Parecen viviendas del ejército. No lo son, pero a lo mejor cuando se construyeron sí lo eran. Geometría, pulcritud, uniformidad, todo muy “como debe ser”, sin estridencias, con una normalidad cansina y un sentido del deber funcional y frío. Imponente, eso sí, muy imponente.

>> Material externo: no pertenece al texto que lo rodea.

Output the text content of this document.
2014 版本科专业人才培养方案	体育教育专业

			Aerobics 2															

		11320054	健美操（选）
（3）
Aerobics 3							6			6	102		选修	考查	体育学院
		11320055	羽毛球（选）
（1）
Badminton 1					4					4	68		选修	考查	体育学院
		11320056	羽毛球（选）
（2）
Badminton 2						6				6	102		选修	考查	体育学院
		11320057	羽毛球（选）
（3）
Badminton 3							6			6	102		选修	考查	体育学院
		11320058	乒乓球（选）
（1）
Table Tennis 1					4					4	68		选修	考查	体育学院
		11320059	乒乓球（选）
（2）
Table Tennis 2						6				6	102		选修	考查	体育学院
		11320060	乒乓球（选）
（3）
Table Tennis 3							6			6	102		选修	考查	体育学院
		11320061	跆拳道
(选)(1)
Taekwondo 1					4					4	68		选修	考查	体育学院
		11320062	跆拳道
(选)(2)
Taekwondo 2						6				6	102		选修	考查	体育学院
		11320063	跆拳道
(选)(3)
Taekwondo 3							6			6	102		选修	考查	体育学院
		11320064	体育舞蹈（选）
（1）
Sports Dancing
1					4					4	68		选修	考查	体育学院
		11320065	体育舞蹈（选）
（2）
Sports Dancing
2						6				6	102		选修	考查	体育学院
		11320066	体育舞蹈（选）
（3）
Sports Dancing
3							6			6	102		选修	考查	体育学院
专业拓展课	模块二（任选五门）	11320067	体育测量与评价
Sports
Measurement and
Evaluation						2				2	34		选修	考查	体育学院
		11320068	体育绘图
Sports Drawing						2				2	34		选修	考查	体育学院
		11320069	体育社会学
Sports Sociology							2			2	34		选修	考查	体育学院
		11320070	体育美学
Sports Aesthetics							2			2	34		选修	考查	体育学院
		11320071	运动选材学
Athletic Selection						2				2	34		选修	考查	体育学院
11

A veces veo el cáncer reflejado en cualquier aspecto de la vida. Haga lo que haga o diga lo que diga termino pensando en el cáncer. Ahora mismo ha sido la palabra “imponente” lo que me ha llevado a pensar en ello. Porque el cáncer es así, impone a lo grande, sin medias tintas y sin complejos. Muestra su presencia con una seguridad y un aplomo que ya lo quisieran los mejores generales de la historia para dirigir a sus ejércitos. Desde el principio se presenta como un algo intratable, como el techo absoluto de todo lo que conoces y conocerás, como el mariscal todo poderoso que ordena y manda con la misma displicencia con que se aparta una mosca de la cara. De nada sirve intentar conocerlo y tratar de ablandar su corazón. Tampoco sirven las palabras suaves o las caricias simples. No hay nada que podamos hacer ante él, salvo acobardarnos y refugiarnos tras el parapeto absurdo de nosotros mismos porque no existe escondite posible. Siempre estamos bajo su atenta mirada y jamás nos quita ojo de encima. No hay ninguna posibilidad de escapar de esta celda sin barrotes construida tan solo con su presencia infinita y mortal. Una vez que nos ha puesto el ojo encima, lo único que nos queda es resignarnos y pensar en otra cosa, hacernos los tontos para no sufrir más que lo estrictamente necesario. Y aun así el sufrimiento es mucho porque la vida es bella y todos queremos vivirla. Pero no es solo eso. Resulta que el día a día está plagado de dolor, de malestar, de inquietud y de un agobio eterno que no se va jamás.
Sí, es absolutamente imponente. Lástima que yo solo quería charlar un poco acerca de ese edificio. Imposible. El cáncer lo absorbe todo.